In the coming months, it will be exciting to see whether any of the candidate gene polymorphisms we are testing have a major impact as to how different people respond to changes in air pollution exposure. In the future, we hope to build on this experience to recruit a much larger number of subjects so that we’re able to perform studies looking at the entire genome. If successful, our strategy of focusing on individuals’ inherited differences offers great potential for advancing our understanding of the “how and why” of the biological mechanisms that underlie air pollution’s effects on human health.
Scott Diehl is the director of the Center for Pharmacogenomics and Complex Disease and a professor in the Department of Oral Biology at UMDNJ- New Jersey Dental School. He earned his PhD from the University of Texas at Austin and conducted research at the University of Michigan, the Medical College of Virginia and the National Institutes of Health before moving to UMDNJ in 2002. His other research involves genetic studies of susceptibility to pain and side effects of pain medications, periodontal disease, dental caries, dental fluorosis, head and neck cancer, and the birth defect, cleft lip and palate.

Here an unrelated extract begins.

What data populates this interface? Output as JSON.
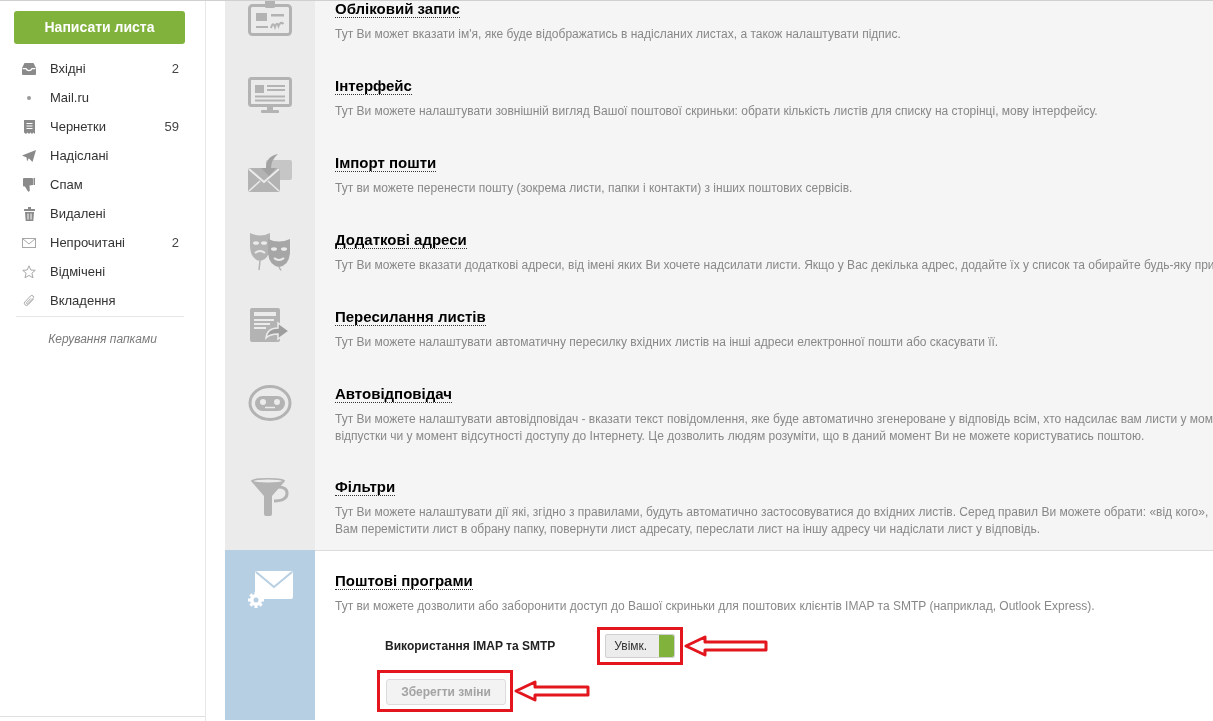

Junfeng (Jim) Zhang is a professor of Environmental and Occupational Health at UMDNJ-School of Public Health (SPH) and a member of the Environmental and Occupational Health Sciences Institute (EOHSI), jointly sponsored by UMDNJ-Robert Wood Johnson Medical School and Rutgers University. He received a PhD degree in Environmental Sciences and Public Health jointly from UMDNJ and Rutgers University and an MS degree in Atmospheric Chemistry from Peking University. His research interests include assessing human exposures to environmental contaminants and resulting health effects, both on a global scale and within a local context. Dr. Zhang’s laboratories at SPH and EOHSI develop novel methods for biomarkers of human exposure and health effects.